Limitations and Future Research
Like all research, our study has limitations. First, this study is a cross-sectional, qualitative analysis of DVTH service providers. To fully understand the impact of DVTH on survivors’ mental and physical health as well as safety, future research should involve both qualitative and quantitative, longitudinal studies with survivors themselves, tracking the effects of DVTH over time. Such research could specifically examine some of the conditions frequently mentioned by participants in this study including, substance use, PTSD, anxiety, depression, and physical health concerns. In addition, the participants were from only six states in the United States, meaning not all states or regions are represented, nor housing approaches used outside of the United States. While efforts were made to recruit participants from diverse states, and from different regions in the United States including the South, Great Lakes, and Midwest among others, state level differences and emerging funding realities shape each programs’ contexts to a great degree. However, the participating advocates do represent a mix of urban and rural agencies, providing greater applicability. Future studies should aim for a more diverse representation of states, including U.S. territories, to better understand how the needs of IPV survivors within DVTH may vary by location.
Conclusion
DVTH Programs, and the advocates that work in them, play a crucial role in supporting survivor and family stability and safety in the wake of violence. Advocates focus on survivor identified goals related to health and mental health, providing support and linkage in line with the desires of survivors and their family members.

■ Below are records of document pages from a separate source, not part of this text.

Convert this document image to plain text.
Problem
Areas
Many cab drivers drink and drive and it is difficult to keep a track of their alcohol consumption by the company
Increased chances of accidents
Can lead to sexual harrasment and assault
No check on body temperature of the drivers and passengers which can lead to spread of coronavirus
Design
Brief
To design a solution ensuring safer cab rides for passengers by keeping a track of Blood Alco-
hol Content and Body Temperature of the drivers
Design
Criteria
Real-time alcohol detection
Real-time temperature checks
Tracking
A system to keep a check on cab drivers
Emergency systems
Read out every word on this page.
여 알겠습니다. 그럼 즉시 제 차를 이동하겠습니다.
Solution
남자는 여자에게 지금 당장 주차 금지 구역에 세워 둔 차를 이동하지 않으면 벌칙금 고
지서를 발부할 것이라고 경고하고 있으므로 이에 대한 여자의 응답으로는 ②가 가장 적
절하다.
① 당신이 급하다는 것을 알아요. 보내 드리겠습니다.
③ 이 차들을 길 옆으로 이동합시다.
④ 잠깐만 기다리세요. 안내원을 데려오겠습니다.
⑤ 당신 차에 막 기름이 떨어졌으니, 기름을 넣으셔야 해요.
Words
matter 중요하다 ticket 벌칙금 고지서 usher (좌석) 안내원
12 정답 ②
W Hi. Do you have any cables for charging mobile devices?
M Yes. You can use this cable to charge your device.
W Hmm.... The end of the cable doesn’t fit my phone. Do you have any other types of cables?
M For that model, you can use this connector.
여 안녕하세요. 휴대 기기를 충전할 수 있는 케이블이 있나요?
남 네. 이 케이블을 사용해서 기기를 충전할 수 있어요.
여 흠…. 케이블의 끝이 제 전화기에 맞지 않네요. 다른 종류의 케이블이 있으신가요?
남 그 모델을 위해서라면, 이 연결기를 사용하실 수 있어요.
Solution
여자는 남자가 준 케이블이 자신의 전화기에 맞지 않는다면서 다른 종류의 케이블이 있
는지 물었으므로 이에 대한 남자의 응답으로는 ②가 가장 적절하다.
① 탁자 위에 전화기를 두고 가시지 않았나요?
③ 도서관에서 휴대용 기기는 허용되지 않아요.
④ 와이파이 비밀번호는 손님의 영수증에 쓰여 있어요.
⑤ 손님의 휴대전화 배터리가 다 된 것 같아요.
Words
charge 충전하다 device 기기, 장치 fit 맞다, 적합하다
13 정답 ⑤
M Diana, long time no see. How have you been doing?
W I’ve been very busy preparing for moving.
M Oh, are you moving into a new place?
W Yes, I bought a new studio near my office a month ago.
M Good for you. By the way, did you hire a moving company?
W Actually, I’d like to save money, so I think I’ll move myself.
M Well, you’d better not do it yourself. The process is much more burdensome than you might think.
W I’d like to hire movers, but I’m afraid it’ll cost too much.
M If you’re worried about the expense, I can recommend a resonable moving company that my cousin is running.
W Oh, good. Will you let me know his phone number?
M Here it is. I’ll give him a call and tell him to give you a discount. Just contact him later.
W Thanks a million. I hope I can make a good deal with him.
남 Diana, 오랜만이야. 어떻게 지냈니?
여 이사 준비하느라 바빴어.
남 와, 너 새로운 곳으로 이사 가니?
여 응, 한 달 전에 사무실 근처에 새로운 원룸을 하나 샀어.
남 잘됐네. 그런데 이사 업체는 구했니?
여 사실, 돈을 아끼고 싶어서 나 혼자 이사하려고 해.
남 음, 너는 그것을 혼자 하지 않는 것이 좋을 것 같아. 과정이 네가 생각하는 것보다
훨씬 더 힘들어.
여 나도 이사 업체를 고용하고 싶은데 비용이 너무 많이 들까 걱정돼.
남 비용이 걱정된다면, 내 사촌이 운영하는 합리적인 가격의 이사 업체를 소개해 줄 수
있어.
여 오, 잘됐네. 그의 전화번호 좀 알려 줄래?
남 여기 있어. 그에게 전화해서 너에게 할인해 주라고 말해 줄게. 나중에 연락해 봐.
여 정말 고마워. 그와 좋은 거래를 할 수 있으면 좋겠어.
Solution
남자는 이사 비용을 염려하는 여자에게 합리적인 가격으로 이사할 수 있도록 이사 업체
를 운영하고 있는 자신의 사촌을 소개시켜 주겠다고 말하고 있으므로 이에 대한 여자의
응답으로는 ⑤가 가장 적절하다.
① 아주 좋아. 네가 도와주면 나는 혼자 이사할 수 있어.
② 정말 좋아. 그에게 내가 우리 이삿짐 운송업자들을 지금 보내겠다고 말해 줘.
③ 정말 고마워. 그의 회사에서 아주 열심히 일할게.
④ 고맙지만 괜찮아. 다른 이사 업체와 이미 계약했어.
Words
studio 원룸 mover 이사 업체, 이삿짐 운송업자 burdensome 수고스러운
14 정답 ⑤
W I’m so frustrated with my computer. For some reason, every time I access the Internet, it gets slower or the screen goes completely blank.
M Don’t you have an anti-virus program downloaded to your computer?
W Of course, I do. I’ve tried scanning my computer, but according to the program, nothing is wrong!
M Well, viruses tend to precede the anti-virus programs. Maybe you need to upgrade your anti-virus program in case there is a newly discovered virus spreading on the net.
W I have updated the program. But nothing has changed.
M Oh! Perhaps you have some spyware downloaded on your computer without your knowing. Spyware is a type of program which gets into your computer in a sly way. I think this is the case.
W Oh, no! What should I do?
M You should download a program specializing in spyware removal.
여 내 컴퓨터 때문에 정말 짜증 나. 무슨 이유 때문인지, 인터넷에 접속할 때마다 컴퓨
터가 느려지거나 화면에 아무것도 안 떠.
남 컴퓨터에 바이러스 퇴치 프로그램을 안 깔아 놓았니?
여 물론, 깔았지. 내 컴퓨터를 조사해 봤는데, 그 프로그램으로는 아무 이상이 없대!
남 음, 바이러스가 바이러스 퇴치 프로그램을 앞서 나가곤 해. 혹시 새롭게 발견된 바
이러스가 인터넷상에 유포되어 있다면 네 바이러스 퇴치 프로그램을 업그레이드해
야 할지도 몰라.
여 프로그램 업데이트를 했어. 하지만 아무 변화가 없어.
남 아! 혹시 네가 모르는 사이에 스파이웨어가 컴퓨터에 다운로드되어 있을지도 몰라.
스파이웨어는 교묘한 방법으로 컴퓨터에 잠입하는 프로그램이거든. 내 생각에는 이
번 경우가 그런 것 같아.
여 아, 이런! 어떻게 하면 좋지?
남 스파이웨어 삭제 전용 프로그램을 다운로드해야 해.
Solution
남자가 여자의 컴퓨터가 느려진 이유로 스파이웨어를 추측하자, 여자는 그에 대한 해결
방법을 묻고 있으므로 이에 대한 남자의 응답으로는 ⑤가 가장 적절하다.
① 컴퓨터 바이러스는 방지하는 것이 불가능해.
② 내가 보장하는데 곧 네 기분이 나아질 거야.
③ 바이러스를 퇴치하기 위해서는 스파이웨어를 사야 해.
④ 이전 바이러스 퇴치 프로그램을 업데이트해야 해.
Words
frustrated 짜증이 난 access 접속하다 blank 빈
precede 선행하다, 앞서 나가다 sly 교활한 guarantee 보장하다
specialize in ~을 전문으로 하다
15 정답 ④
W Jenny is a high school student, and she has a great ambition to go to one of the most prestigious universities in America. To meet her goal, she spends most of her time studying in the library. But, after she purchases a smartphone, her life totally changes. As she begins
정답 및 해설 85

Expanded service availability, as well as opportunities for targeted supports could further this impactful service model and support advocates in their important work.
Footnotes
Disposition editor: Cristina Mogro-Wilson
Declaration of Conflicting Interests
The author(s) declared no potential conflicts of interest with respect to the research, authorship, and/or publication of this article.
Funding
The author(s) disclosed receipt of the following financial support for the research, authorship, and/or publication of this article: This project was supported by Grant No. 2020-SI-AX-0010 awarded by the Office on Violence Against Women, U.S. Department of Justice. The opinions, findings, conclusions, and recommendations expressed in this publication/program/exhibition are those of the author(s) and do not necessarily reflect the views of the U.S. Department of Justice.